Karma Mobility, Inc.
- Website type: Private
- Founded: January 18, 2012; 14 years ago
- Headquarters: Irving, TX
- Creators: Robert Gaal, Stefan Borsje, Steven van Wel
- Products: Karma Go
- Services: Wireless internet
- Website: karmamobility.com
- Native clients on: iOS, Android

= Karma (telecom company) =

Prepaid mobile provider

Karma Mobility, Inc. is a prepaid mobile provider that operates on Sprint's 4G LTE Network. The company provides hardware and data. The company is headquartered in Irving, Texas. The company was founded in 2012 through Techstars.

== Controversy ==
Karma became a center of controversy in January 2016, over changing their Neverstop plan and cutting customer's data multiple times. Some customers accused the company of using bait and switch tactics. Newer customers were offered a refund for their devices, based on Karma's standard 45–day return policy. However, customers who purchased Karma "Go" hotspots with Neverstop, outside of that standard return period, were explicitly told "no refunds".

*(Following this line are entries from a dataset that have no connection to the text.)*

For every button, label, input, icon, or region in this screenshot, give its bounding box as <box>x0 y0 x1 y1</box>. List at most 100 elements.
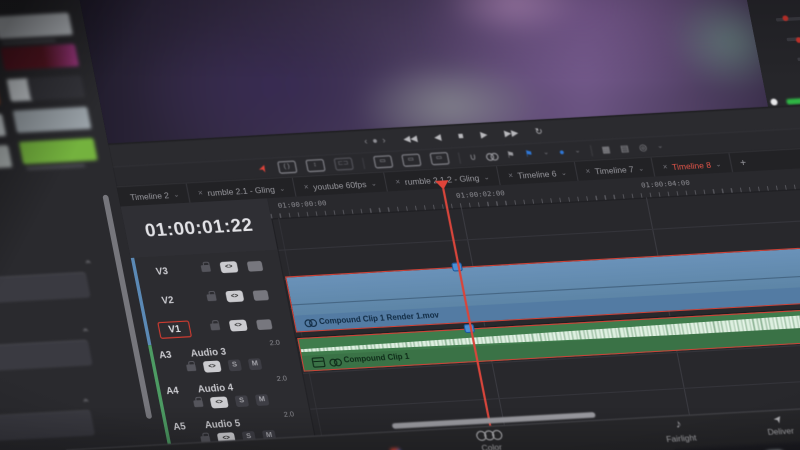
close-icon[interactable]: × <box>197 189 203 197</box>
auto-select-icon[interactable]: <> <box>210 396 229 408</box>
loop-button[interactable]: ↻ <box>534 127 543 136</box>
play-button[interactable]: ▶ <box>480 130 489 139</box>
chevron-down-icon[interactable]: ⌄ <box>173 190 180 198</box>
first-frame-button[interactable]: ◀◀ <box>403 134 419 144</box>
mute-button[interactable]: M <box>248 358 263 370</box>
track-view-icon[interactable]: ▤ <box>619 143 630 154</box>
ruler-label: 01:00:04:00 <box>640 178 690 190</box>
stop-button[interactable]: ■ <box>457 131 464 140</box>
track-badge[interactable]: V2 <box>152 292 184 308</box>
ruler-label: 01:00:02:00 <box>455 188 505 200</box>
close-icon[interactable]: × <box>662 163 668 171</box>
compound-clip-icon <box>311 357 325 368</box>
track-enable-icon[interactable] <box>256 319 273 330</box>
auto-select-icon[interactable]: <> <box>229 319 248 331</box>
link-icon <box>304 319 315 326</box>
record-indicator-icon <box>782 15 789 21</box>
app-window: ⌃ ⌃ ⌃ ‹ ● › ◀◀ ◀ <box>0 0 800 450</box>
collapsed-panel-row[interactable] <box>0 340 93 372</box>
auto-select-icon[interactable]: <> <box>203 361 222 373</box>
timecode-display[interactable]: 01:00:01:22 <box>121 198 279 258</box>
rocket-icon: ➤ <box>772 413 785 426</box>
track-name[interactable]: Audio 4 <box>197 381 234 394</box>
chevron-down-icon[interactable]: ⌄ <box>483 173 490 181</box>
shuttle-control[interactable]: ‹ ● › <box>363 136 387 146</box>
chevron-down-icon[interactable]: ⌄ <box>278 184 285 192</box>
chevron-down-icon[interactable]: ⌄ <box>542 149 549 157</box>
flag-blue-icon[interactable]: ⚑ <box>524 148 534 159</box>
lock-icon[interactable] <box>186 364 196 371</box>
track-badge-targeted[interactable]: V1 <box>157 320 192 339</box>
chevron-down-icon[interactable]: ⌄ <box>574 147 581 155</box>
record-indicator-icon <box>796 37 800 43</box>
track-enable-icon[interactable] <box>247 260 264 271</box>
media-thumbnail[interactable] <box>19 138 98 165</box>
chevron-down-icon[interactable]: ⌄ <box>714 160 721 168</box>
track-badge[interactable]: V3 <box>146 263 178 279</box>
media-thumbnail[interactable] <box>13 106 92 133</box>
media-thumbnail[interactable] <box>0 12 73 39</box>
chevron-down-icon[interactable]: ⌄ <box>656 142 663 150</box>
page-button-color[interactable]: Color <box>475 430 505 450</box>
tab-label: Timeline 6 <box>517 168 558 180</box>
close-icon[interactable]: × <box>303 183 309 191</box>
page-label: Deliver <box>767 426 795 438</box>
timeline-view-options-icon[interactable]: ▦ <box>601 144 612 155</box>
track-badge[interactable]: A5 <box>172 420 186 432</box>
track-name[interactable]: Audio 5 <box>204 417 241 430</box>
channel-format: 2.0 <box>269 339 281 347</box>
tab-label: Timeline 8 <box>671 159 712 171</box>
auto-select-icon[interactable]: <> <box>219 261 238 273</box>
close-icon[interactable]: × <box>508 172 514 180</box>
replace-clip-icon[interactable]: ▭ <box>429 152 449 165</box>
media-thumbnail[interactable] <box>0 145 12 171</box>
tab-label: rumble 2.1 - Gling <box>206 184 275 198</box>
play-reverse-button[interactable]: ◀ <box>433 133 442 142</box>
track-enable-icon[interactable] <box>252 289 269 300</box>
flag-icon[interactable]: ⚑ <box>506 149 516 160</box>
auto-select-icon[interactable]: <> <box>225 290 244 302</box>
track-badge[interactable]: A4 <box>165 384 179 396</box>
chevron-up-icon[interactable]: ⌃ <box>83 260 94 271</box>
trim-edit-mode-icon[interactable]: ( ) <box>277 161 297 174</box>
close-icon[interactable]: × <box>395 178 401 186</box>
slider-knob[interactable] <box>770 98 778 105</box>
lock-icon[interactable] <box>210 323 220 330</box>
tab-label: youtube 60fps <box>312 179 367 192</box>
lock-icon[interactable] <box>201 265 211 272</box>
track-badge[interactable]: A3 <box>158 349 172 361</box>
marker-icon[interactable]: ● <box>558 147 565 157</box>
lock-icon[interactable] <box>206 294 216 301</box>
solo-button[interactable]: S <box>227 359 242 371</box>
media-thumbnail[interactable] <box>0 114 6 140</box>
media-thumbnail[interactable] <box>0 44 79 71</box>
close-icon[interactable]: × <box>585 167 591 175</box>
zoom-icon[interactable]: ◎ <box>638 142 648 153</box>
page-button-fairlight[interactable]: ♪ Fairlight <box>663 419 698 444</box>
insert-clip-icon[interactable]: ▭ <box>372 155 392 168</box>
razor-tool-icon[interactable]: ⊏⊐ <box>333 157 353 170</box>
solo-button[interactable]: S <box>235 395 250 407</box>
dynamic-trim-mode-icon[interactable]: ↕ <box>305 159 325 172</box>
mute-button[interactable]: M <box>255 394 270 406</box>
ruler-label: 01:00:00:00 <box>277 198 327 210</box>
track-name[interactable]: Audio 3 <box>190 346 227 359</box>
chevron-up-icon[interactable]: ⌃ <box>81 398 92 409</box>
lock-icon[interactable] <box>193 400 203 407</box>
collapsed-panel-row[interactable] <box>0 410 95 442</box>
chevron-down-icon[interactable]: ⌄ <box>637 164 644 172</box>
collapsed-panel-row[interactable] <box>0 272 91 305</box>
last-frame-button[interactable]: ▶▶ <box>503 128 519 138</box>
link-clips-icon[interactable] <box>486 152 497 159</box>
chevron-down-icon[interactable]: ⌄ <box>560 169 567 177</box>
media-thumbnail[interactable] <box>6 75 85 102</box>
toolbar-separator <box>361 157 364 168</box>
chevron-down-icon[interactable]: ⌄ <box>370 179 377 187</box>
overwrite-clip-icon[interactable]: ▭ <box>401 154 421 167</box>
page-button-deliver[interactable]: ➤ Deliver <box>764 413 795 437</box>
thumbnail-caption <box>26 164 85 170</box>
thumbnail-caption <box>1 39 56 44</box>
snapping-icon[interactable]: ∪ <box>469 152 478 162</box>
chevron-up-icon[interactable]: ⌃ <box>81 328 92 339</box>
selection-mode-icon[interactable]: ➤ <box>256 162 271 175</box>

Karma offered a program called "Neverstop" where users got unlimited data at up to 5 Mbit/s for US$50 a month. After two months, Karma blamed customers for "misuse" of the unlimited data service and began throttling users speeds from 5 Mbit/s to 1 Mbit/s. After over a week of throttled speeds, Karma decided to change the "Neverstop" program from unlimited to 15 GB for the same US$50 price. Karma's website stated that they would give users 30 days notice if any changes occur. However, their users were given no warning for the sudden change from unlimited 5 Mbit/s to throttled 1.5 Mbit/s and then to a data cap of 15 GB. After just one month, the "Neverstop" service changed again and this time Karma decided to use a new program called "Pulse". Neverstop ended and Pulse became the new service for Karma users.

== Network ==
Karma's first generation ran on Sprint's WiMax network which shut down in November 2015. Their second generation, Karma Go, runs on Sprint's 4G LTE network. Karma encountered some issues adapting to Sprint's LTE network. However, after a long waiting period, they were able to fully convert over to the Sprint network. As of 2016, Karma has had to change a lot of their services due to high data usage from customers. Karma buys mass bulk data from Sprint and thus, currently cannot support unlimited plans. Karma has updated its services to stay on the Sprint network, and Karma and Sprint still maintain a relationship as of 2016.